Lady Ricker sighed. “I suppose we must go to the boiler room with the rest of them. Make a show out of it.”

Eddie swore as he rebuttoned his shirt.

The sooner this war was done, the better it would be for all of them.





CHAPTER 20





_____

“This makes no sense,” Quenby insisted, shielding her chest with her iPad.

“It doesn’t have to make sense.” Chandler paced across the span of her corner office, waving her cigarette as she moved past Quenby’s chair.

She leaned forward. “You told me Evan would love this story.”

“Apparently I was wrong.”

“I thought you’d already told him my idea.”

Chandler marched by her again. “I wanted to surprise him.”

Evening had fallen across London, and a school of cars and buses swam below the window, streaming between their office building and the department store across Brompton.

Just yesterday Chandler had implored her to do everything she could to secure the interview with Mrs. McMann, saying there wouldn’t be any problem revealing a decades-old espionage scheme in print. Then all of a sudden, with a wave of Evan’s wand, Quenby’s story disappeared.

Chandler edged into her office chair, facing Quenby from across the cluttered desk. As if Quenby were a naughty student, at the mercy of her teacher.

“Did Mrs. McMann’s lawyers threaten him?” Quenby asked.

“They called, but I wasn’t privy to the conversation.”

“Evan’s never seemed to concern himself with lawyers before.”

“Defamation is a major offense.”

“I know that, Chandler.” She pulled her chair toward the desk. “I’ve never defamed a person in my life.”

Chandler placed her elbows on her desk. “For the record, I thought it was going to be smashing. Thought it might even win us some awards.”

“Let me talk to Evan. I’ll explain what I’ve found so far and all of my documentation from the National Archives.”

“I told him what you’d found, but he still shut it down.”

Quenby looked back down at the sea of vehicles, trying to make sense of Chandler’s words, but there was no sense in them. “I must be close to something big or Mrs. McMann wouldn’t threaten a lawsuit.”

“It doesn’t matter—”

“The lawyers can’t stop me from asking questions. I’ll write the story and then you and Evan and a whole team of lawyers can read it before you decide whether or not it’s publishable.”

Chandler crushed her unlit Kent Blue on a tea saucer. A ring of darkred lipstick coated the cigarette butt. “Evan wants you to take a break.”

“A break?”

“You haven’t taken leave for more than a year.”

Anxiety mounted in her chest. “I don’t need a holiday.”

“Two weeks, Quenby. Visit the south of France or Spain or someplace where you can sit on the beach and rest.”
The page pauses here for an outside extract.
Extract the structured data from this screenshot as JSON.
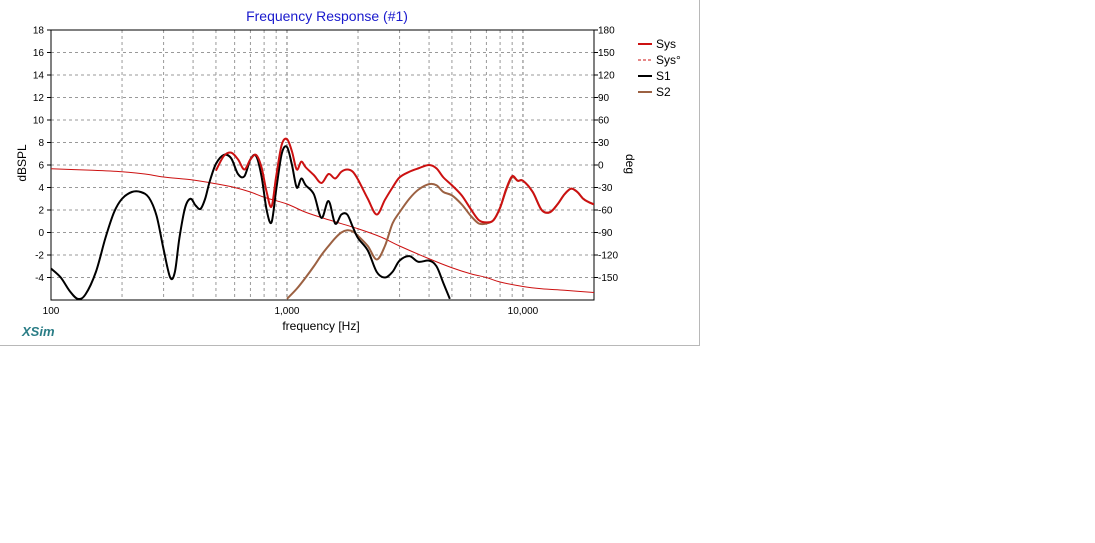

“I hate sitting on beaches.”

“And you hate to rest, but it’s good for you,” Chandler replied. “If you won’t travel south, spend some time with your friends in the States and focus on yourself for a change. When you return, we’ll talk about a new assignment for you. Something just as fresh that Evan will love.”

“Someone else is going to scoop my story.”

“It’s not yours, Quenby.”

But it felt like it belonged to her. She’d personally vested herself in this story, like she did with every story she wrote. How could she quit, when she didn’t know how this one ended?

Chandler opened the door, and when Quenby stepped outside, she looked both ways down the hall as if she were lost. Chandler wanted her to focus on herself, but her work kept her mind engaged, her eyes focused on someone else. Since she’d started this job three years ago, she’d always had a story to work on, even if it was just preliminary research during a public holiday. Old, worn feelings flared inside her again, as if Evan Graham had personally rejected her instead of just her idea.